Beragama dalam Era Transisi
Mun'im A Sirry
Dok kompas/agus susanto
DALAM bukunya Militant Islam yang terbit pada tahun revolusi Iran 1979, wartawan kawakan GH Jansen memprediksikan, "revolusi Islam" berikutnya akan terjadi di Indonesia. Lebih lanjut Jansen memperkirakan, revolusi Indonesia berbeda dengan Iran: tidak ada pertumpahan darah, bukan penggulingan pemerintahan, namun revolusi damai. "... religious and ethnic-cultural tolerance as is the case in Indonesia, can serve as a model. Such a model is not only an example for the Islamic civilization but also for peace between civilizations in general," tulis Jansen.
Rupanya Jansen terkesima dengan cara beragama bangsa Indonesia yang toleran, ramah, pluralis, dan mengedepankan kesetaraan. Banyak hal tipikal Indonesia dicatat Jansen. Misalnya, jaminan persamaan perlakuan terhadap agama-agama. Di Jakarta, menara gereja Katedral tidak lebih tinggi dari menara masjid Istiqlal. Di Turki, dengan watak sekulernya, menara gereja jauh lebih menjulang tinggi dibanding menara masjid. Biasanya, masjid-masjid terletak agak tersembunyi di pinggiran jalan.
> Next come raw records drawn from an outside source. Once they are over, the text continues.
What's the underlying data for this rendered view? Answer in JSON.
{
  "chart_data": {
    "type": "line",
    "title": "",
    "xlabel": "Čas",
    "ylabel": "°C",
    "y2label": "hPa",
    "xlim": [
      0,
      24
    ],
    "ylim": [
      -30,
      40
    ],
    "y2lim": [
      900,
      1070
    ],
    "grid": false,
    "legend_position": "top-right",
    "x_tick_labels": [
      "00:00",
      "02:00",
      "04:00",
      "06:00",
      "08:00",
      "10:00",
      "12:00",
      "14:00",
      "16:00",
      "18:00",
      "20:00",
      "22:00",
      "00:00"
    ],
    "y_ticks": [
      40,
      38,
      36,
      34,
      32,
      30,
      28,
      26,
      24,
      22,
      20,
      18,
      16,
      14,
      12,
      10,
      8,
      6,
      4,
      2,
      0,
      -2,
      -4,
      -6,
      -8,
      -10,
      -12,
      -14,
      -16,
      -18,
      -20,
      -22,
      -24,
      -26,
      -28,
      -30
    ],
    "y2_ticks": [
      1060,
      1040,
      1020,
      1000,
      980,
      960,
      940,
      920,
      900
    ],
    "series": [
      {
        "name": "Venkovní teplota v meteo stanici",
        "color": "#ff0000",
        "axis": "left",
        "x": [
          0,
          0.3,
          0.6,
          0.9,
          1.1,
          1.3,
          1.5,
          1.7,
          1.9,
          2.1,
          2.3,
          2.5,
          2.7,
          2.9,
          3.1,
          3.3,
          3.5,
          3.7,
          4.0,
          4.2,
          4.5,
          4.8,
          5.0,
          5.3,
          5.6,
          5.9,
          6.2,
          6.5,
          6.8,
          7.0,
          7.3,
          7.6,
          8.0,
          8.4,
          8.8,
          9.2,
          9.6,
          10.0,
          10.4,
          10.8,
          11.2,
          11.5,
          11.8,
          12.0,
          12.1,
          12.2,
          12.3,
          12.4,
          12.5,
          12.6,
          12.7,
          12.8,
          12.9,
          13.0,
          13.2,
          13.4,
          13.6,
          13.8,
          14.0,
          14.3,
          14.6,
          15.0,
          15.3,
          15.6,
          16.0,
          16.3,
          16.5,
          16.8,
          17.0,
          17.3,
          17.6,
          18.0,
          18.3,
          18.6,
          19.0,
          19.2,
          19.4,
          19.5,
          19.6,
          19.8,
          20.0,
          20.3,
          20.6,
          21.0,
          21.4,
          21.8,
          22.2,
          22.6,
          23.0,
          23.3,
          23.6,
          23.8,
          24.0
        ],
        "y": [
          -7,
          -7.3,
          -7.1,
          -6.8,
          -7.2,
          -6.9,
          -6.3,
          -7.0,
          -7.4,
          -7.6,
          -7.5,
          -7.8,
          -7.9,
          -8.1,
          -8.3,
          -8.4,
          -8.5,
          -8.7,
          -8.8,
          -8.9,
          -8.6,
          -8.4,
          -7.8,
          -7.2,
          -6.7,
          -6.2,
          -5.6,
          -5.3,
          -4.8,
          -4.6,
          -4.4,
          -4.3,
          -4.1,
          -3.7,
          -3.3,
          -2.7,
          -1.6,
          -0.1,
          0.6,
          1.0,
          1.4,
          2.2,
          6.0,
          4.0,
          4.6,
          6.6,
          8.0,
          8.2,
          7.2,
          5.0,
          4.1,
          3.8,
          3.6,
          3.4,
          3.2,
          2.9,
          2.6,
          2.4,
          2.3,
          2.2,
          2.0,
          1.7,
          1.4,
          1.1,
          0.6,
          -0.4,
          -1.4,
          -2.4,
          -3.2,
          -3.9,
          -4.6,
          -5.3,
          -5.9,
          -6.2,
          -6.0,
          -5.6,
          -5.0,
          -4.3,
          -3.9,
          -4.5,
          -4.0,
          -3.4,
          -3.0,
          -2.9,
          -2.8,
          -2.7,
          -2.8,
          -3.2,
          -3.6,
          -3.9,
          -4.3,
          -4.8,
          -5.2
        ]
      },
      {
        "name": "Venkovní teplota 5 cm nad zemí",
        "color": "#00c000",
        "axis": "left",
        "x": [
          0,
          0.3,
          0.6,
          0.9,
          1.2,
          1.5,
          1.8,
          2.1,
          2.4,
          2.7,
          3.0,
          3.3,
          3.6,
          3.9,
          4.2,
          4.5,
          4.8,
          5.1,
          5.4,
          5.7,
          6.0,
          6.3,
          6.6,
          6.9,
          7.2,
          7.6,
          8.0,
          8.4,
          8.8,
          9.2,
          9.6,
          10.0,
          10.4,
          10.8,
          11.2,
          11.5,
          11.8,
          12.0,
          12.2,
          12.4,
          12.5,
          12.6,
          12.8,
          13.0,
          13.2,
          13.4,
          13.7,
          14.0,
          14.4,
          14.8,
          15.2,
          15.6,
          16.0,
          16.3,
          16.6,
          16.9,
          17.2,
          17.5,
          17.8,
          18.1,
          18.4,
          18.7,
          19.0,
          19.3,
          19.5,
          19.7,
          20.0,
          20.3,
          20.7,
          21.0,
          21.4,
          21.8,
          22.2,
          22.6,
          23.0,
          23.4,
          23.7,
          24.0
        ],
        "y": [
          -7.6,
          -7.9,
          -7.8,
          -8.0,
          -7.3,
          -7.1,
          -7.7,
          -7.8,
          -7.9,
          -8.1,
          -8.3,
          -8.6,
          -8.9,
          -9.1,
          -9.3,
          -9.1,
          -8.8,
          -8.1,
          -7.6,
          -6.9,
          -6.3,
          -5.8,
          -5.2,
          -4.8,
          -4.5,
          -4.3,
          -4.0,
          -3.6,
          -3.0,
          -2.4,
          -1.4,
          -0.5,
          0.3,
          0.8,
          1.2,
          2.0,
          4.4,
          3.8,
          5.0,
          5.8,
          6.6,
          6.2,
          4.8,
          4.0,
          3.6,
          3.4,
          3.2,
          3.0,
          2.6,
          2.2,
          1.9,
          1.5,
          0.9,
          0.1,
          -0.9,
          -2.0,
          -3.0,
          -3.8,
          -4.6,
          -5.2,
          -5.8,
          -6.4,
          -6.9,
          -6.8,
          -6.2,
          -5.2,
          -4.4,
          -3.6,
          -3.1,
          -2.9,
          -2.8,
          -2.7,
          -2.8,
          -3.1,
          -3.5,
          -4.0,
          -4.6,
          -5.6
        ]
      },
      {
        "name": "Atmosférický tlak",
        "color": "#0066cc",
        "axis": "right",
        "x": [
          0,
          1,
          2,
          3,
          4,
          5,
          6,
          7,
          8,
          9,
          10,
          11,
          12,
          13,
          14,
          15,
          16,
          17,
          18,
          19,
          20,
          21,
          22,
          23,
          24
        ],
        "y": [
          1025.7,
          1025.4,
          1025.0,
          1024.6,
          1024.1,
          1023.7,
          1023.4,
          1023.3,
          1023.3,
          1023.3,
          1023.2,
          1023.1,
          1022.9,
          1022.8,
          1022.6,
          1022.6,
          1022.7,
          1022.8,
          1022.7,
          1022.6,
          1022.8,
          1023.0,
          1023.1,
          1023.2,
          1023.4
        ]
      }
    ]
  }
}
Juga, tidak seperti rumusan fikih yang menempatkan umat agama lain sebagai dzimmi, komunitas kelas dua, minoritas yang dilindungi. Karena itu, mereka tidak ada dalam level sama dengan kaum Muslim. Di Indonesia, non-Muslim bukan dzimmi, tetapi warga negara dengan hak-hak dan kewajiban sama. Sampai batas tertentu, Indonesia dianggap berhasil mengembangkan tradisi beragama berdasar kearifan budaya lokal yang bisa menjadi model bagi peradaban Islam dalam transisi menuju abad ke-21.
Kekhasan Islam Indonesia juga pernah dikemukakan mantan Menteri Agama Mukti Ali. Saat menghadiri "Konferensi Pertama tentang Peradaban Islam", November 1979, di Kairo, Mesir, Mukti Ali diprotes keras kalangan ulama konservatif Azhar karena menyebut adat-istiadat sebagai bagian tak terpisahkan dari Islam Indonesia. Menjawab provokasi bahwa boleh jadi adat istiadat Indonesia tidak Islami dan dia harus menentukan apakah dirinya Muslim atau Indonesia, ia berkata tegas: "Saya adalah Muslim Indonesia".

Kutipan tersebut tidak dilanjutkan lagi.